The language of this document, on a whole, is disappointing. The fact that it states that ‘Myanmar will not criminalise (ie prosecute or penalise) returnees for illegal exit and return…’ reeks of denial of atrocities perpetrated on the Rohingyas. Did the latter have any other choice but to flee the horrors? Even when they fled and hid in the jungles in Myanmar, they were chased down. There is no mention of the persecution. There is no mention of measures to identify, arrest and prosecute those who have committed crimes against the Rohingyas. This is not an agreement to save lives and put an end to atrocities against human rights. It is not an agreement to recognise the Rohingyas as citizens of Myanmar. It is a scheme to push back a terrorised population. There are no measures or guarantees in place to prevent further violations against the Rohingyas who return.

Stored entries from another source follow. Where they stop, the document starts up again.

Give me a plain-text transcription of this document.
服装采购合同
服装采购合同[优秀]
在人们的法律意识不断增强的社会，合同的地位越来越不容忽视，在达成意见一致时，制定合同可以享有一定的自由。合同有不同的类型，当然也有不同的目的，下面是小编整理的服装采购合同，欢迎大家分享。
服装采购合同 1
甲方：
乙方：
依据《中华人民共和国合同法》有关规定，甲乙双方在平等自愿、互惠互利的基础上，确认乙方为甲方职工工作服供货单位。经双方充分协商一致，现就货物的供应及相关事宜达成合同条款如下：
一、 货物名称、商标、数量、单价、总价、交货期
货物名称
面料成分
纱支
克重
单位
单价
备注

The fact that this document is called an ‘arrangement’ and not an ‘agreement’ shows that it is for a political and not a humanitarian purpose. There is high possibility that Bangladesh might be taking an awful risk and breaching the principle of non-refoulement if, by some miracle, the Rohingyas are convinced into going back based on this arrangement. After hosting a huge number of sacred, defenceless and violated people and giving them shelter and assistance, does the Bangladesh government want to see these people persecuted again and return? It will seem as if it is contributing to the human rights violations on the Rohingyas. The United Nations can no longer sit back and let Bangladesh and Myanmar ‘deal’ with the issue. Human rights violations are not regional or ‘cross-border’. They are international. The plight of the Rohingyas has shaken the whole world. They safety, security, dignity and rights must be of international concern too.

Saira Rahman Khan teaches law at BRAC University.